Принимал своих первых внуков опять же я, и тогда меня еще сильнее пронзило ощущение свершающегося таинства рождения новой жизни. Но потом мне пришли на подмогу внучки-дочки, да и само обилие новорожденных притупило это волшебное чувство, и я уже все равнодушнее слушал тихий короткий всхлип своих новых потомков, уже без слез наблюдал, как уносят завернутых в листву умерших крошек…

Своей главной задачей я считал обучение своих отпрысков-подданных тому, чего они не умели. Хотя их врожденные навыки меня изумляли, но делали они все, подчиняясь инстинкту, механически и слепо. Я же пытался развивать у них творческое начало.

И не на последнем месте была речь.

Со временем они привыкли разговаривать. Наиболее сообразительным удавалось сложить фразу из трех слов, но обычно им хватало для общения одного слова, а остальное они «договаривали» взглядом, жестом, выражением лица – как и Королева, но она не молвила ни звука. Меня же прозвали Королем-со-Словами.

Проходя днем мимо трудящихся без устали соплеменников, я стремился каждого обласкать, погладить по волосам женщин, поцеловать в лоб девушек, обнять детишек, похлопать по плечу или пожать руку юношам и мужчинам. Королева же проходила, словно не замечая их: ни жестом, ни взглядом не проявляя теплоты и материнской заботы, хотя все при ее появлении воодушевлялись. На меня реагировали несколько иначе – лица смягчались, появлялись улыбки.

Она действовала на свой народ мобилизующе, только и всего. Ее не боялись, ей не поклонялись – просто словно переключались на более высокие обороты. Ко мне же они считали уместным проявить свои несколько блеклые по природе чувства…

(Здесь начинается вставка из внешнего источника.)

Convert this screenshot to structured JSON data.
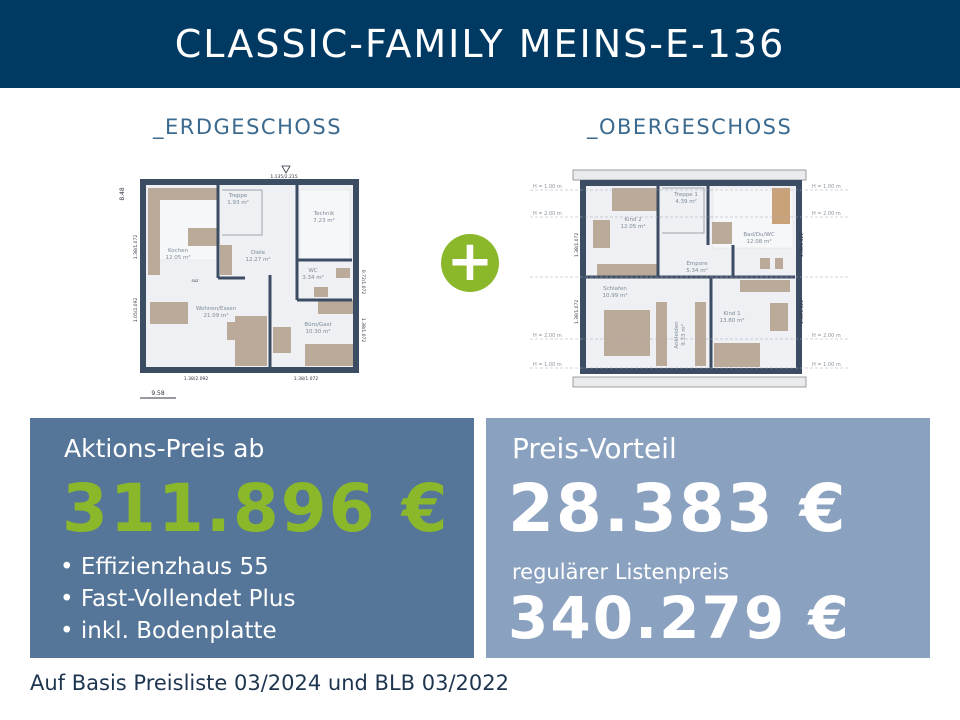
{
  "header": {
    "title": "CLASSIC-FAMILY MEINS-E-136"
  },
  "ground_floor": {
    "title": "_ERDGESCHOSS",
    "rooms": [
      {
        "name": "Treppe",
        "area": "1.93 m²"
      },
      {
        "name": "Technik",
        "area": "7.23 m²"
      },
      {
        "name": "Kochen",
        "area": "12.05 m²"
      },
      {
        "name": "Diele",
        "area": "12.27 m²"
      },
      {
        "name": "WC",
        "area": "3.34 m²"
      },
      {
        "name": "Wohnen/Essen",
        "area": "21.09 m²"
      },
      {
        "name": "Büro/Gast",
        "area": "10.30 m²"
      }
    ],
    "dims": {
      "width": "9.58",
      "depth": "8.48",
      "door": "1.135/2.215",
      "win_bottom_left": "1.38/2.092",
      "win_bottom_right": "1.38/1.072",
      "win_left_top": "1.38/1.072",
      "win_left_bottom": "1.05/2.092",
      "win_right_top": "0.72/1.072",
      "win_right_bottom": "1.38/1.072",
      "suz": "SUZ"
    }
  },
  "plus_icon": "plus-icon",
  "upper_floor": {
    "title": "_OBERGESCHOSS",
    "rooms": [
      {
        "name": "Kind 2",
        "area": "12.05 m²"
      },
      {
        "name": "Treppe 1",
        "area": "4.39 m²"
      },
      {
        "name": "Bad/Du/WC",
        "area": "12.08 m²"
      },
      {
        "name": "Empore",
        "area": "5.34 m²"
      },
      {
        "name": "Schlafen",
        "area": "10.99 m²"
      },
      {
        "name": "Ankleiden",
        "area": "9.33 m²"
      },
      {
        "name": "Kind 1",
        "area": "13.80 m²"
      }
    ],
    "heights": {
      "h1": "H = 1.00 m",
      "h2": "H = 2.00 m"
    },
    "dims": {
      "win_left_top": "1.38/1.072",
      "win_left_bottom": "1.38/1.072",
      "win_right_top": "1.38/1.422",
      "win_right_bottom": "1.38/1.422"
    }
  },
  "offer": {
    "label": "Aktions-Preis ab",
    "price": "311.896 €",
    "features": [
      "Effizienzhaus 55",
      "Fast-Vollendet Plus",
      "inkl. Bodenplatte"
    ]
  },
  "advantage": {
    "label": "Preis-Vorteil",
    "amount": "28.383 €",
    "list_label": "regulärer Listenpreis",
    "list_price": "340.279 €"
  },
  "footnote": "Auf Basis Preisliste 03/2024 und BLB 03/2022",
  "colors": {
    "header": "#003a63",
    "accent_green": "#8ab82a",
    "box_left": "#557599",
    "box_right": "#8aa1bf",
    "wall": "#3c4d63",
    "furniture": "#bba99a"
  }
}
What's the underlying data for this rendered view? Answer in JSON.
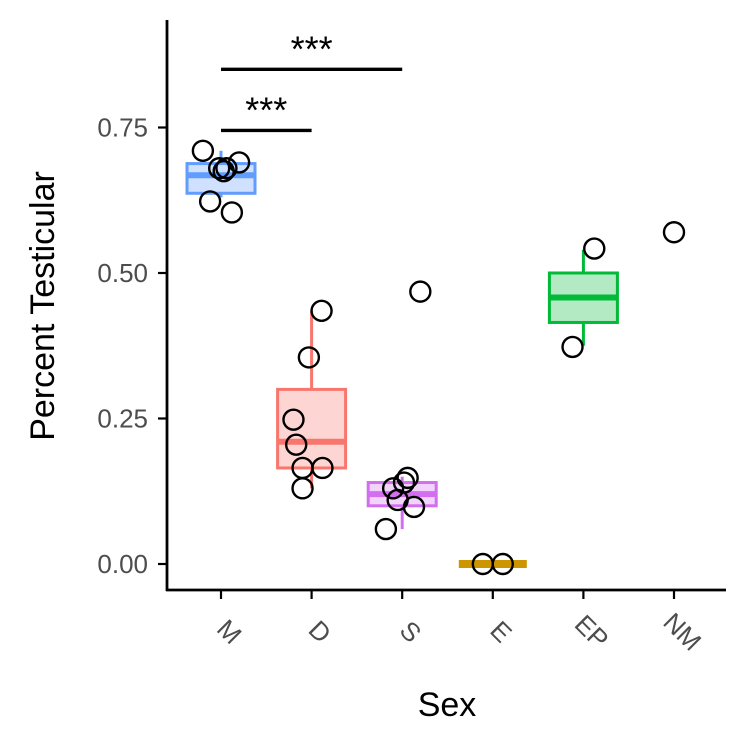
{
  "chart_data": {
    "type": "box",
    "xlabel": "Sex",
    "ylabel": "Percent Testicular",
    "ylim": [
      -0.04,
      0.93
    ],
    "yticks": [
      0,
      0.25,
      0.5,
      0.75
    ],
    "ytick_labels": [
      "0.00",
      "0.25",
      "0.50",
      "0.75"
    ],
    "categories": [
      "M",
      "D",
      "S",
      "E",
      "EP",
      "NM"
    ],
    "legend": "none",
    "grid": false,
    "groups": [
      {
        "category": "M",
        "color": "#619CFF",
        "box": {
          "q1": 0.637,
          "median": 0.668,
          "q3": 0.688,
          "whisker_low": 0.63,
          "whisker_high": 0.71
        },
        "points": [
          0.71,
          0.68,
          0.675,
          0.68,
          0.69,
          0.623,
          0.604
        ],
        "jitter": [
          -0.2,
          -0.02,
          0.03,
          0.06,
          0.2,
          -0.12,
          0.12
        ]
      },
      {
        "category": "D",
        "color": "#F8766D",
        "box": {
          "q1": 0.165,
          "median": 0.21,
          "q3": 0.3,
          "whisker_low": 0.13,
          "whisker_high": 0.435
        },
        "points": [
          0.435,
          0.355,
          0.248,
          0.205,
          0.165,
          0.165,
          0.13
        ],
        "jitter": [
          0.11,
          -0.03,
          -0.2,
          -0.17,
          -0.1,
          0.12,
          -0.1
        ]
      },
      {
        "category": "S",
        "color": "#D36EF0",
        "box": {
          "q1": 0.1,
          "median": 0.12,
          "q3": 0.14,
          "whisker_low": 0.06,
          "whisker_high": 0.15
        },
        "points": [
          0.468,
          0.148,
          0.14,
          0.13,
          0.11,
          0.098,
          0.06
        ],
        "jitter": [
          0.2,
          0.06,
          0.02,
          -0.1,
          -0.05,
          0.13,
          -0.18
        ]
      },
      {
        "category": "E",
        "color": "#CD9600",
        "box": {
          "q1": 0.0,
          "median": 0.0,
          "q3": 0.0,
          "whisker_low": 0.0,
          "whisker_high": 0.0
        },
        "points": [
          0.0,
          0.0
        ],
        "jitter": [
          -0.11,
          0.11
        ]
      },
      {
        "category": "EP",
        "color": "#00BA38",
        "box": {
          "q1": 0.415,
          "median": 0.458,
          "q3": 0.5,
          "whisker_low": 0.375,
          "whisker_high": 0.54
        },
        "points": [
          0.542,
          0.373
        ],
        "jitter": [
          0.12,
          -0.12
        ]
      },
      {
        "category": "NM",
        "color": "#000000",
        "box": null,
        "points": [
          0.57
        ],
        "jitter": [
          0.0
        ]
      }
    ],
    "annotations": [
      {
        "from": "M",
        "to": "S",
        "y": 0.85,
        "label": "***"
      },
      {
        "from": "M",
        "to": "D",
        "y": 0.745,
        "label": "***"
      }
    ]
  }
}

Но по ночам таяла морозная корка сдержанности и равнодушия Королевы. Она даже мурлыкала что-то невнятное и нечленораздельное мне на ухо, когда я обнимал ее. Трудно это назвать даже намерением произнести слова. Однажды я настоял на том, чтобы Она попробовала сказать хоть что-нибудь. Результат ошеломил меня. Раньше я слышал звуки, издаваемые глухонемыми – это было ужасно… Я постарался забыть о своем желании научить Ее говорить. Мне стал достаточен лепет, которых лился и журчал так мило, так ласково, когда мы только-только ложились в свою постель, похожую на гнездо, и когда часами позже засыпали, обнявшись.

Мои ночи были заполнены ее любовью.

Иногда, отдыхая, но еще не собираясь засыпать, я делился с ней вслух своими планами. Она отвечала жестами, причем настолько красноречивыми, что мне порой начинало казаться, что я слышу слова.

Реагировала она на мои идеи в основном тремя способами. Могла, например, прижать щеку к моей груди или поцеловать в знак одобрения. Извивалась слегка в талии, когда не имела ясного мнения – как хочешь, мол, твое дело. А если что-то приходилось ей не по душе, она энергично вздрагивала, поводила плечами, или же категорично рассекала ладонью воздух. Этим жестом она частенько пользовалась и днем. При общении с рядовыми членами племени она также прибегала к мимике и жестам, нередко похожими со стороны на намек на танец – вернее, лаконичный кусочек танца: скупые движения, ни миллиметром больше, чем нужно. Но опять же – изредка. Обычно ей было достаточно указать на что-то или просто нахмурить брови – и всем становилось понятно ее желание. Например, легкий кивок в сторону кучи принесенных Собирателями предметов – и ей приносили нужную вещь, причем в требуемом виде.